Dans cette joute au verdict honteux, la ville a récompensé ... la ville et ses abords.
Cette forme insidieuse et sournoise de racisme anti-blanc et anti-province professée par les blancs eux-mêmes trouve sa source  aux conséquences incalculables  dans une repentance organisée par les pouvoirs en place.  Et pourtant... Blanc, noir, jaune, brun, rouge, nous sommes tous humains et se détester soi, c'est détester l'autre.


Cette repentance et ses actes ( pas gratuits ) et niais, voire nuisibles,  la descendante de Cheyenne que je suis, dont le peuple a subi un génocide oublié,  s'y refuse de tout son être. Je ne me sens pas responsable du génocide des noirs organisé par les hordes musulmanes sur l'Afrique. Je ne me sens pas responsable du génocide organisé par les marchands d'esclaves blancs avec la complicité des chefs de villages africains. Je ne me sens pas responsable des crimes commis par les troupes d'Attila sur l'Europe.
Et je ne veux pas que mes enfants vivent dans une région du monde où l'on culpabilise chacun pour des crimes commis par d'autres en d'autres siècles.

Je ne veux pas assister silencieuse au sacrifice de la beauté sur l'autel de la médiocrité et de la diversité comme valeur esthétique.

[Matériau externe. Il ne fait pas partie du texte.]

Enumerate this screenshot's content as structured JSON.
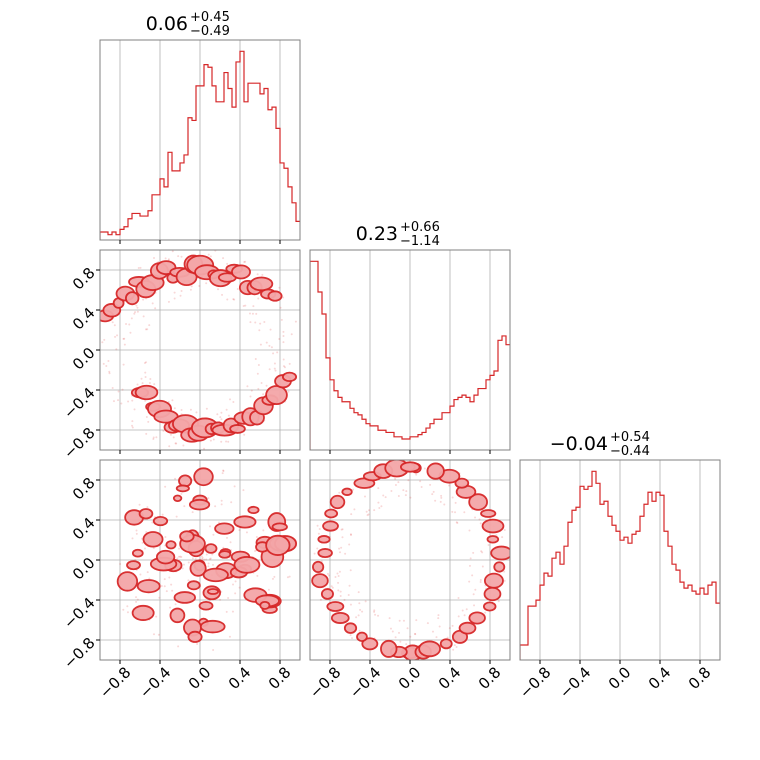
{
  "style": {
    "color": "#d62728",
    "fill": "#f4a6a8"
  },
  "titles": [
    {
      "value": "0.06",
      "plus": "+0.45",
      "minus": "−0.49"
    },
    {
      "value": "0.23",
      "plus": "+0.66",
      "minus": "−1.14"
    },
    {
      "value": "−0.04",
      "plus": "+0.54",
      "minus": "−0.44"
    }
  ],
  "tick_labels": {
    "x": [
      "−0.8",
      "−0.4",
      "0.0",
      "0.4",
      "0.8"
    ],
    "y": [
      "0.8",
      "0.4",
      "0.0",
      "−0.4",
      "−0.8"
    ]
  },
  "chart_data": {
    "type": "corner",
    "parameters": 3,
    "range": [
      -1,
      1
    ],
    "ticks": [
      -0.8,
      -0.4,
      0.0,
      0.4,
      0.8
    ],
    "grid": true,
    "histograms": [
      {
        "bins": 50,
        "counts": [
          3,
          3,
          2,
          3,
          2,
          4,
          5,
          8,
          10,
          10,
          9,
          9,
          11,
          17,
          17,
          23,
          20,
          33,
          26,
          26,
          29,
          32,
          46,
          45,
          58,
          58,
          66,
          65,
          58,
          52,
          52,
          63,
          57,
          50,
          67,
          71,
          52,
          59,
          59,
          59,
          55,
          57,
          49,
          50,
          42,
          29,
          27,
          20,
          14,
          7
        ]
      },
      {
        "bins": 50,
        "counts": [
          86,
          86,
          72,
          62,
          42,
          32,
          27,
          24,
          22,
          22,
          19,
          17,
          16,
          14,
          12,
          11,
          11,
          9,
          9,
          8,
          8,
          6,
          6,
          5,
          5,
          6,
          6,
          7,
          8,
          10,
          12,
          14,
          14,
          17,
          17,
          20,
          23,
          24,
          25,
          24,
          22,
          25,
          28,
          28,
          32,
          34,
          36,
          50,
          52,
          48
        ]
      },
      {
        "bins": 50,
        "counts": [
          5,
          5,
          18,
          18,
          20,
          25,
          29,
          28,
          34,
          36,
          32,
          38,
          46,
          50,
          51,
          58,
          57,
          58,
          63,
          59,
          52,
          53,
          48,
          45,
          43,
          40,
          41,
          39,
          42,
          43,
          48,
          52,
          56,
          53,
          56,
          55,
          43,
          38,
          32,
          30,
          26,
          24,
          25,
          23,
          22,
          24,
          22,
          25,
          26,
          19
        ]
      }
    ],
    "pairs": [
      {
        "x": "param1",
        "y": "param2",
        "shape": "ring, density concentrated at y ≈ +0.9 and y ≈ −0.9"
      },
      {
        "x": "param1",
        "y": "param3",
        "shape": "broad blob centered near (0.1, 0.0)"
      },
      {
        "x": "param2",
        "y": "param3",
        "shape": "ring, density concentrated at x ≈ ±0.9"
      }
    ]
  }
}
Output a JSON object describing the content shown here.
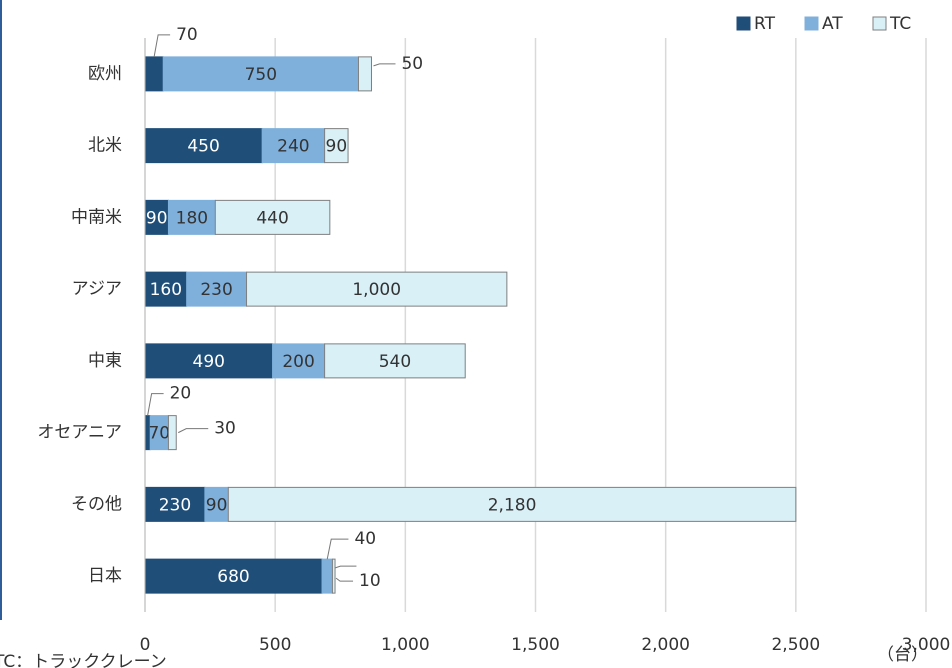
{
  "chart_data": {
    "type": "bar",
    "orientation": "horizontal",
    "stacked": true,
    "categories": [
      "欧州",
      "北米",
      "中南米",
      "アジア",
      "中東",
      "オセアニア",
      "その他",
      "日本"
    ],
    "series": [
      {
        "name": "RT",
        "color": "#1f4e79",
        "values": [
          70,
          450,
          90,
          160,
          490,
          20,
          230,
          680
        ]
      },
      {
        "name": "AT",
        "color": "#7fb0dc",
        "values": [
          750,
          240,
          180,
          230,
          200,
          70,
          90,
          40
        ]
      },
      {
        "name": "TC",
        "color": "#d9f0f7",
        "values": [
          50,
          90,
          440,
          1000,
          540,
          30,
          2180,
          10
        ],
        "value_labels": [
          "50",
          "90",
          "440",
          "1,000",
          "540",
          "30",
          "2,180",
          "10"
        ]
      }
    ],
    "xlim": [
      0,
      3000
    ],
    "xticks": [
      0,
      500,
      {
        "value": 1000,
        "label": "1,000"
      },
      {
        "value": 1500,
        "label": "1,500"
      },
      {
        "value": 2000,
        "label": "2,000"
      },
      {
        "value": 2500,
        "label": "2,500"
      },
      {
        "value": 3000,
        "label": "3,000"
      }
    ],
    "x_unit": "（台）",
    "note": "TC：トラッククレーン",
    "grid": true,
    "legend": "top-right"
  }
}
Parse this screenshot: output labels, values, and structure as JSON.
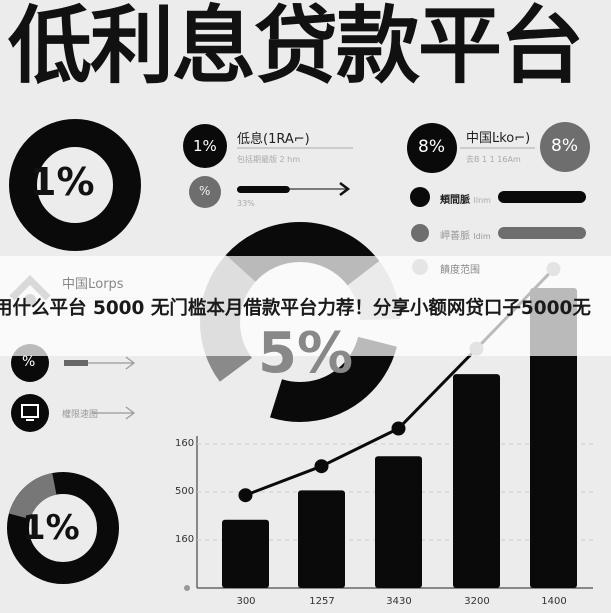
{
  "title": "低利息贷款平台",
  "left_donut_top": {
    "label": "1%"
  },
  "row1": {
    "badge": "1%",
    "heading": "低息(1RA⌐)",
    "sub": "包括期最版 2 hm"
  },
  "row2": {
    "badge": "%",
    "sub": "33%",
    "progress": 0.33
  },
  "right_block": {
    "badge_left": "8%",
    "heading": "中国Ŀko⌐)",
    "sub": "去B 1 1 16Am",
    "badge_right": "8%",
    "items": [
      {
        "label": "頬間脈",
        "suffix": "Ilnm"
      },
      {
        "label": "岬善脈",
        "suffix": "Idim"
      },
      {
        "label": "饋度范围"
      }
    ]
  },
  "center_donut": {
    "label": "5%"
  },
  "left_list": {
    "heading": "中国Ŀorps",
    "item2_badge": "%",
    "item3_label": "權限速图"
  },
  "left_donut_bottom": {
    "label": "1%"
  },
  "banner": "用什么平台 5000 无门槛本月借款平台力荐！分享小额网贷口子5000无",
  "chart": {
    "type": "bar",
    "y_ticks": [
      "160",
      "500",
      "160"
    ],
    "categories": [
      "300",
      "1257",
      "3430",
      "3200",
      "1400"
    ],
    "bar_heights_relative": [
      0.44,
      0.63,
      0.85,
      1.38,
      2.0
    ],
    "line_relative": [
      0.64,
      0.84,
      1.1,
      1.65,
      2.2
    ]
  },
  "colors": {
    "black": "#0a0a0a",
    "gray": "#6e6e6e",
    "light_gray": "#b5b5b5",
    "background": "#ececec"
  }
}
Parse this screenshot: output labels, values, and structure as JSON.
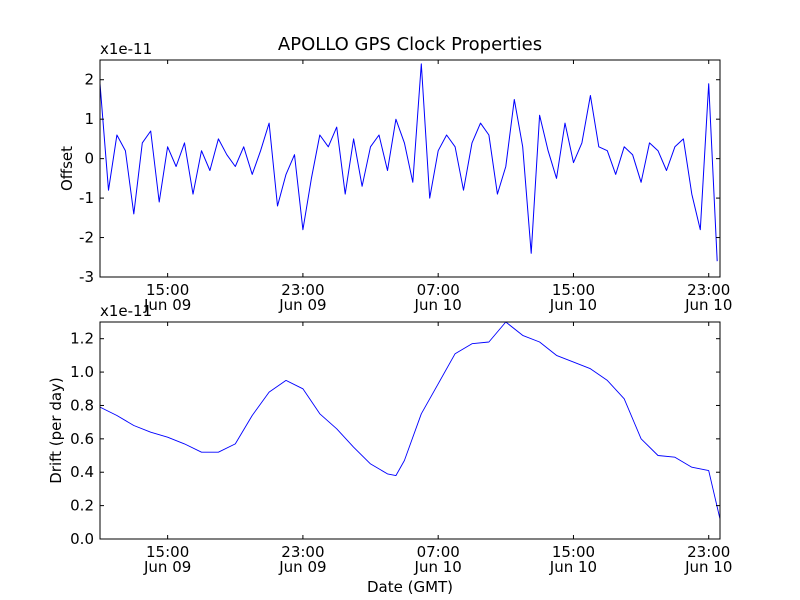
{
  "chart_data": [
    {
      "type": "line",
      "title": "APOLLO GPS Clock Properties",
      "xlabel": "",
      "ylabel": "Offset",
      "offset_text": "x1e-11",
      "x_range": [
        "2010-06-09 11:00",
        "2010-06-10 23:40"
      ],
      "ylim": [
        -3,
        2.5
      ],
      "yticks": [
        {
          "value": 2,
          "label": "2"
        },
        {
          "value": 1,
          "label": "1"
        },
        {
          "value": 0,
          "label": "0"
        },
        {
          "value": -1,
          "label": "-1"
        },
        {
          "value": -2,
          "label": "-2"
        },
        {
          "value": -3,
          "label": "-3"
        }
      ],
      "xticks": [
        {
          "value": "2010-06-09 15:00",
          "time": "15:00",
          "date": "Jun 09"
        },
        {
          "value": "2010-06-09 23:00",
          "time": "23:00",
          "date": "Jun 09"
        },
        {
          "value": "2010-06-10 07:00",
          "time": "07:00",
          "date": "Jun 10"
        },
        {
          "value": "2010-06-10 15:00",
          "time": "15:00",
          "date": "Jun 10"
        },
        {
          "value": "2010-06-10 23:00",
          "time": "23:00",
          "date": "Jun 10"
        }
      ],
      "grid": false,
      "line_color": "#0000ff",
      "series": [
        {
          "x": [
            "2010-06-09 11:00",
            "2010-06-09 11:30",
            "2010-06-09 12:00",
            "2010-06-09 12:30",
            "2010-06-09 13:00",
            "2010-06-09 13:30",
            "2010-06-09 14:00",
            "2010-06-09 14:30",
            "2010-06-09 15:00",
            "2010-06-09 15:30",
            "2010-06-09 16:00",
            "2010-06-09 16:30",
            "2010-06-09 17:00",
            "2010-06-09 17:30",
            "2010-06-09 18:00",
            "2010-06-09 18:30",
            "2010-06-09 19:00",
            "2010-06-09 19:30",
            "2010-06-09 20:00",
            "2010-06-09 20:30",
            "2010-06-09 21:00",
            "2010-06-09 21:30",
            "2010-06-09 22:00",
            "2010-06-09 22:30",
            "2010-06-09 23:00",
            "2010-06-09 23:30",
            "2010-06-10 00:00",
            "2010-06-10 00:30",
            "2010-06-10 01:00",
            "2010-06-10 01:30",
            "2010-06-10 02:00",
            "2010-06-10 02:30",
            "2010-06-10 03:00",
            "2010-06-10 03:30",
            "2010-06-10 04:00",
            "2010-06-10 04:30",
            "2010-06-10 05:00",
            "2010-06-10 05:30",
            "2010-06-10 06:00",
            "2010-06-10 06:30",
            "2010-06-10 07:00",
            "2010-06-10 07:30",
            "2010-06-10 08:00",
            "2010-06-10 08:30",
            "2010-06-10 09:00",
            "2010-06-10 09:30",
            "2010-06-10 10:00",
            "2010-06-10 10:30",
            "2010-06-10 11:00",
            "2010-06-10 11:30",
            "2010-06-10 12:00",
            "2010-06-10 12:30",
            "2010-06-10 13:00",
            "2010-06-10 13:30",
            "2010-06-10 14:00",
            "2010-06-10 14:30",
            "2010-06-10 15:00",
            "2010-06-10 15:30",
            "2010-06-10 16:00",
            "2010-06-10 16:30",
            "2010-06-10 17:00",
            "2010-06-10 17:30",
            "2010-06-10 18:00",
            "2010-06-10 18:30",
            "2010-06-10 19:00",
            "2010-06-10 19:30",
            "2010-06-10 20:00",
            "2010-06-10 20:30",
            "2010-06-10 21:00",
            "2010-06-10 21:30",
            "2010-06-10 22:00",
            "2010-06-10 22:30",
            "2010-06-10 23:00",
            "2010-06-10 23:30"
          ],
          "y": [
            1.9,
            -0.8,
            0.6,
            0.2,
            -1.4,
            0.4,
            0.7,
            -1.1,
            0.3,
            -0.2,
            0.4,
            -0.9,
            0.2,
            -0.3,
            0.5,
            0.1,
            -0.2,
            0.3,
            -0.4,
            0.2,
            0.9,
            -1.2,
            -0.4,
            0.1,
            -1.8,
            -0.5,
            0.6,
            0.3,
            0.8,
            -0.9,
            0.5,
            -0.7,
            0.3,
            0.6,
            -0.3,
            1.0,
            0.4,
            -0.6,
            2.4,
            -1.0,
            0.2,
            0.6,
            0.3,
            -0.8,
            0.4,
            0.9,
            0.6,
            -0.9,
            -0.2,
            1.5,
            0.3,
            -2.4,
            1.1,
            0.2,
            -0.5,
            0.9,
            -0.1,
            0.4,
            1.6,
            0.3,
            0.2,
            -0.4,
            0.3,
            0.1,
            -0.6,
            0.4,
            0.2,
            -0.3,
            0.3,
            0.5,
            -0.9,
            -1.8,
            1.9,
            -2.6
          ]
        }
      ]
    },
    {
      "type": "line",
      "title": "",
      "xlabel": "Date (GMT)",
      "ylabel": "Drift (per day)",
      "offset_text": "x1e-11",
      "x_range": [
        "2010-06-09 11:00",
        "2010-06-10 23:40"
      ],
      "ylim": [
        0.0,
        1.3
      ],
      "yticks": [
        {
          "value": 1.2,
          "label": "1.2"
        },
        {
          "value": 1.0,
          "label": "1.0"
        },
        {
          "value": 0.8,
          "label": "0.8"
        },
        {
          "value": 0.6,
          "label": "0.6"
        },
        {
          "value": 0.4,
          "label": "0.4"
        },
        {
          "value": 0.2,
          "label": "0.2"
        },
        {
          "value": 0.0,
          "label": "0.0"
        }
      ],
      "xticks": [
        {
          "value": "2010-06-09 15:00",
          "time": "15:00",
          "date": "Jun 09"
        },
        {
          "value": "2010-06-09 23:00",
          "time": "23:00",
          "date": "Jun 09"
        },
        {
          "value": "2010-06-10 07:00",
          "time": "07:00",
          "date": "Jun 10"
        },
        {
          "value": "2010-06-10 15:00",
          "time": "15:00",
          "date": "Jun 10"
        },
        {
          "value": "2010-06-10 23:00",
          "time": "23:00",
          "date": "Jun 10"
        }
      ],
      "grid": false,
      "line_color": "#0000ff",
      "series": [
        {
          "x": [
            "2010-06-09 11:00",
            "2010-06-09 12:00",
            "2010-06-09 13:00",
            "2010-06-09 14:00",
            "2010-06-09 15:00",
            "2010-06-09 16:00",
            "2010-06-09 17:00",
            "2010-06-09 18:00",
            "2010-06-09 19:00",
            "2010-06-09 20:00",
            "2010-06-09 21:00",
            "2010-06-09 22:00",
            "2010-06-09 23:00",
            "2010-06-10 00:00",
            "2010-06-10 01:00",
            "2010-06-10 02:00",
            "2010-06-10 03:00",
            "2010-06-10 04:00",
            "2010-06-10 04:30",
            "2010-06-10 05:00",
            "2010-06-10 06:00",
            "2010-06-10 07:00",
            "2010-06-10 08:00",
            "2010-06-10 09:00",
            "2010-06-10 10:00",
            "2010-06-10 11:00",
            "2010-06-10 12:00",
            "2010-06-10 13:00",
            "2010-06-10 14:00",
            "2010-06-10 15:00",
            "2010-06-10 16:00",
            "2010-06-10 17:00",
            "2010-06-10 18:00",
            "2010-06-10 19:00",
            "2010-06-10 20:00",
            "2010-06-10 21:00",
            "2010-06-10 22:00",
            "2010-06-10 23:00",
            "2010-06-10 23:40"
          ],
          "y": [
            0.79,
            0.74,
            0.68,
            0.64,
            0.61,
            0.57,
            0.52,
            0.52,
            0.57,
            0.74,
            0.88,
            0.95,
            0.9,
            0.75,
            0.66,
            0.55,
            0.45,
            0.39,
            0.38,
            0.47,
            0.75,
            0.93,
            1.11,
            1.17,
            1.18,
            1.3,
            1.22,
            1.18,
            1.1,
            1.06,
            1.02,
            0.95,
            0.84,
            0.6,
            0.5,
            0.49,
            0.43,
            0.41,
            0.12
          ]
        }
      ]
    }
  ]
}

Je ne veux plus que le mérite, le talent, le travail personnel, la recherche de l'excellence pèsent moins dans la balance que le clonage ad infinitum des machins à la mode.

Basta !



Que l'on n'oublie pas, il pourrait bien y avoir un autre scénario que celui de la destruction des villes par leurs lisières coléreuses.Les révolutions sont toujours parties des campagnes. La veulerie et le cynisme de ceux qui vivent dans les cités, qu'elles soient riches ou pauvres, pourraient bien un jour proche se retrouver toutes deux au sommet d'une pique ou d'une fourche. En tant qu'artiste j'en porterai une et gare à qui se trouvera en face. Que cesse la violence et l'excès de cet encensement communautariste, que l'on retrouve le chemin de notre commune humanité et la paix viendra.